On April 16, NOAA’s Climate Prediction Center released their climate outlook for May and the coming three-month period of May through July. There is a lot of uncertainty in the temperature outlook for the next one-to-three months in the Northern Plains Region. The temperature outlook for both May and the May through July periods show equal chances of warmer, cooler or near average temperature for South Dakota.
The uncertainty in our region is due to at least a couple of factors. The climate models have shown some disagreement in the late spring and early summer, with some showing warmer and some cooler in the months ahead. Another factor in our region is the very wet soil conditions we have now, from both snowmelt and carryover from 2019. Wet soils tend to favor cooler temperatures near the surface, as it takes more solar energy to warm those soils than it does for dry soils.
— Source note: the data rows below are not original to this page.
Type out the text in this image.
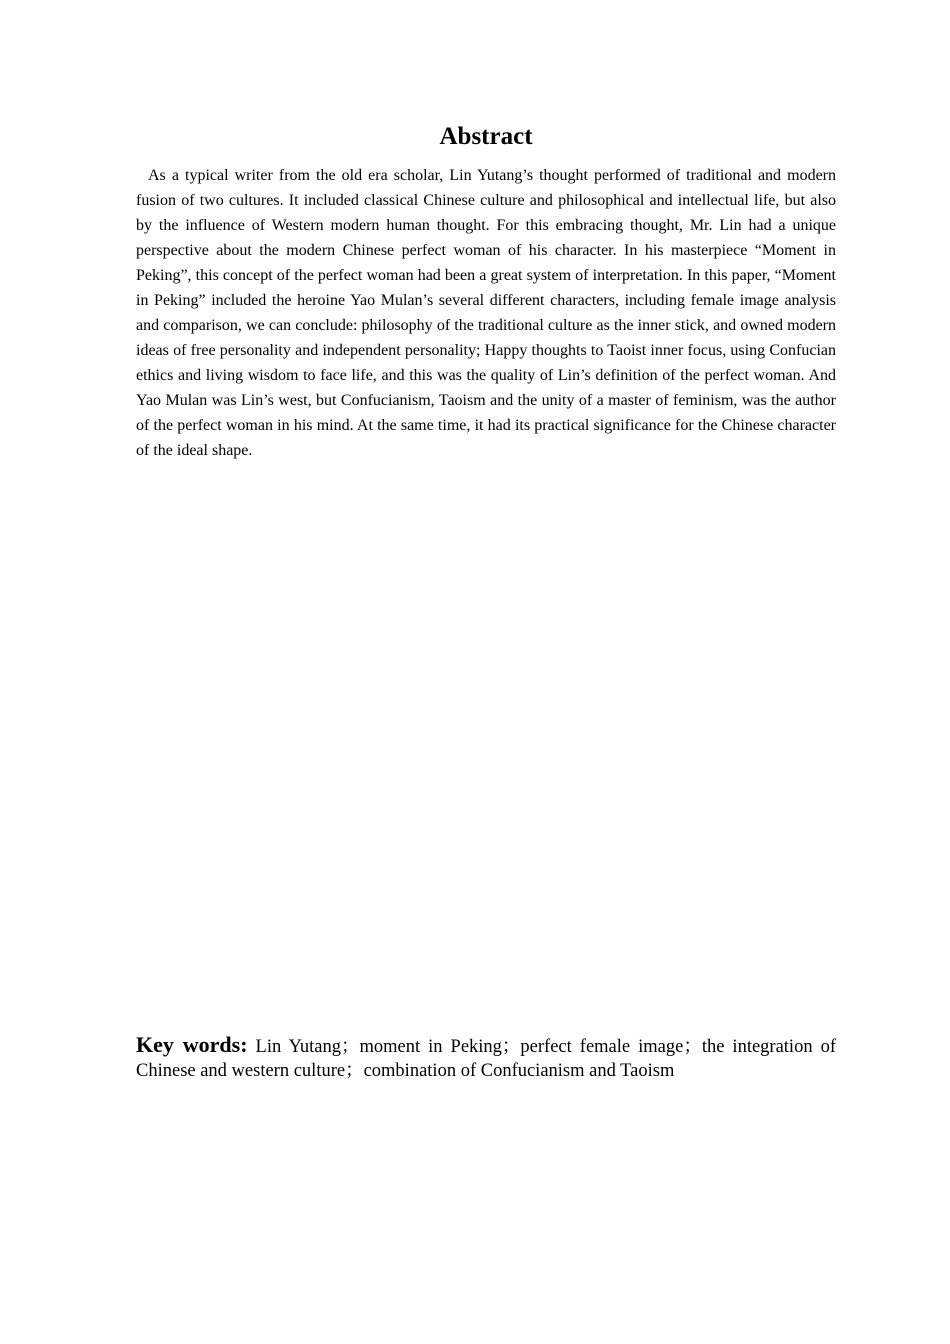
Abstract

As a typical writer from the old era scholar, Lin Yutang’s thought performed of traditional and modern fusion of two cultures. It included classical Chinese culture and philosophical and intellectual life, but also by the influence of Western modern human thought. For this embracing thought, Mr. Lin had a unique perspective about the modern Chinese perfect woman of his character. In his masterpiece “Moment in Peking”, this concept of the perfect woman had been a great system of interpretation. In this paper, “Moment in Peking” included the heroine Yao Mulan’s several different characters, including female image analysis and comparison, we can conclude: philosophy of the traditional culture as the inner stick, and owned modern ideas of free personality and independent personality; Happy thoughts to Taoist inner focus, using Confucian ethics and living wisdom to face life, and this was the quality of Lin’s definition of the perfect woman. And Yao Mulan was Lin’s west, but Confucianism, Taoism and the unity of a master of feminism, was the author of the perfect woman in his mind. At the same time, it had its practical significance for the Chinese character of the ideal shape.

Key words: Lin Yutang；moment in Peking；perfect female image；the integration of Chinese and western culture；combination of Confucianism and Taoism
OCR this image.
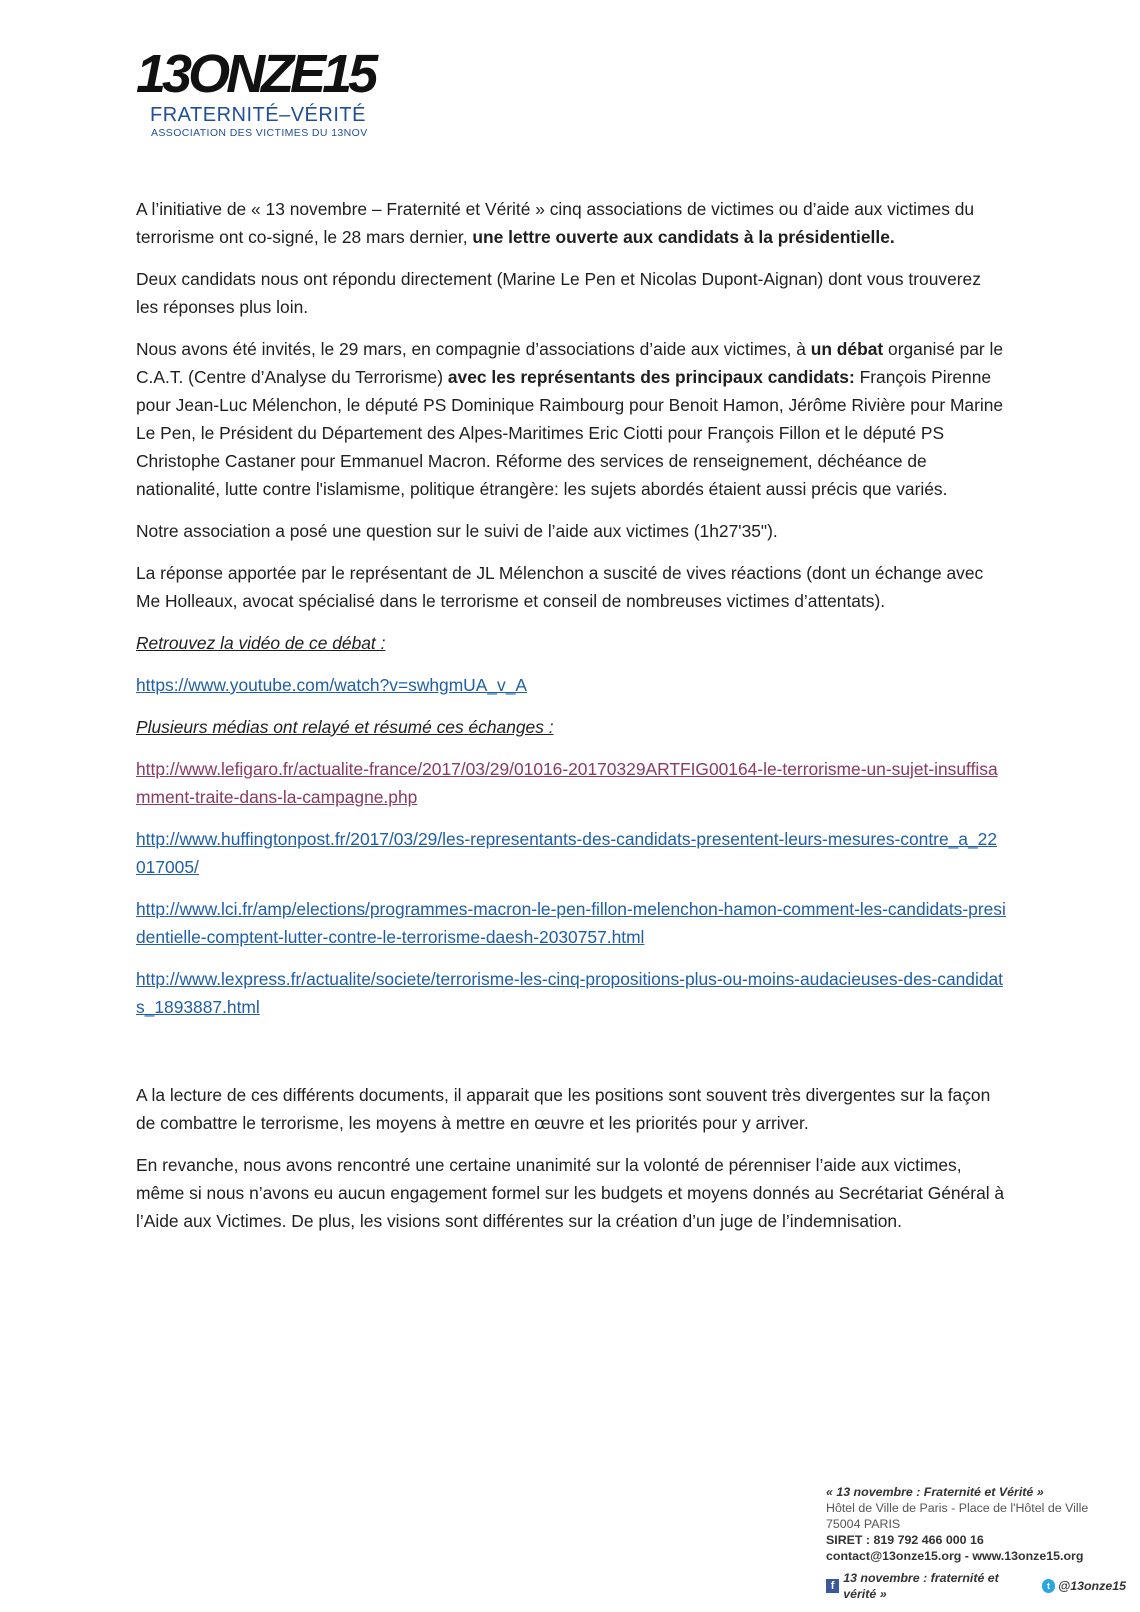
13ONZE15
FRATERNITÉ–VÉRITÉ
ASSOCIATION DES VICTIMES DU 13NOV

A l’initiative de « 13 novembre – Fraternité et Vérité » cinq associations de victimes ou d’aide aux victimes du terrorisme ont co-signé, le 28 mars dernier, une lettre ouverte aux candidats à la présidentielle.

Deux candidats nous ont répondu directement (Marine Le Pen et Nicolas Dupont-Aignan) dont vous trouverez les réponses plus loin.

Nous avons été invités, le 29 mars, en compagnie d’associations d’aide aux victimes, à un débat organisé par le C.A.T. (Centre d’Analyse du Terrorisme) avec les représentants des principaux candidats: François Pirenne pour Jean-Luc Mélenchon, le député PS Dominique Raimbourg pour Benoit Hamon, Jérôme Rivière pour Marine Le Pen, le Président du Département des Alpes-Maritimes Eric Ciotti pour François Fillon et le député PS Christophe Castaner pour Emmanuel Macron. Réforme des services de renseignement, déchéance de nationalité, lutte contre l'islamisme, politique étrangère: les sujets abordés étaient aussi précis que variés.

Notre association a posé une question sur le suivi de l’aide aux victimes (1h27'35").

La réponse apportée par le représentant de JL Mélenchon a suscité de vives réactions (dont un échange avec Me Holleaux, avocat spécialisé dans le terrorisme et conseil de nombreuses victimes d’attentats).

Retrouvez la vidéo de ce débat :

https://www.youtube.com/watch?v=swhgmUA_v_A

Plusieurs médias ont relayé et résumé ces échanges :

http://www.lefigaro.fr/actualite-france/2017/03/29/01016-20170329ARTFIG00164-le-terrorisme-un-sujet-insuffisamment-traite-dans-la-campagne.php

http://www.huffingtonpost.fr/2017/03/29/les-representants-des-candidats-presentent-leurs-mesures-contre_a_22017005/

http://www.lci.fr/amp/elections/programmes-macron-le-pen-fillon-melenchon-hamon-comment-les-candidats-presidentielle-comptent-lutter-contre-le-terrorisme-daesh-2030757.html

http://www.lexpress.fr/actualite/societe/terrorisme-les-cinq-propositions-plus-ou-moins-audacieuses-des-candidats_1893887.html

A la lecture de ces différents documents, il apparait que les positions sont souvent très divergentes sur la façon de combattre le terrorisme, les moyens à mettre en œuvre et les priorités pour y arriver.

En revanche, nous avons rencontré une certaine unanimité sur la volonté de pérenniser l’aide aux victimes, même si nous n’avons eu aucun engagement formel sur les budgets et moyens donnés au Secrétariat Général à l’Aide aux Victimes. De plus, les visions sont différentes sur la création d’un juge de l’indemnisation.

« 13 novembre : Fraternité et Vérité »
Hôtel de Ville de Paris - Place de l'Hôtel de Ville
75004 PARIS
SIRET : 819 792 466 000 16
contact@13onze15.org - www.13onze15.org
f
13 novembre : fraternité et vérité »
t @13onze15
The precipitation outlook for both May and the May through July period indicate increased chances for wetter than average conditions in the coming months for South Dakota. Confidence in this outlook increases later in the spring/early summer season. Over the last several months, climate models have been consistent in favoring wetter than average conditions in the spring season. Wetter conditions could bring a few challenges to spring season planting activity by reducing time to work in the fields, to treat with early season herbicides and apply fertilizer, or add to challenges with wet soils that struggle to dry enough for heavy equipment to pass through.
The risk of widespread major flooding has waned with the slow and steady snowmelt this year. The northern tier of the state has enjoyed dry conditions over the last couple of months, which has prevented additional moisture on the landscape and in the soils. Soils statewide remain very wet for this time of year, so a heavy rain event or thunderstorm could bring a local area flash flood event in most areas of the state. Without a long warm and dry period, soils will be slow to dry as we enter our spring planting season.
For gardens and row crops, there will be windows of opportunity to plant, fertilize and treat weeds and other pests. Field and flood conditions are much better this year than in 2019, even though low-lying areas may still be underwater or saturated. Watch weather conditions closely, and the SD Mesonet can help track soil temperature and moisture as you prepare for field work and lawn and garden activities this season.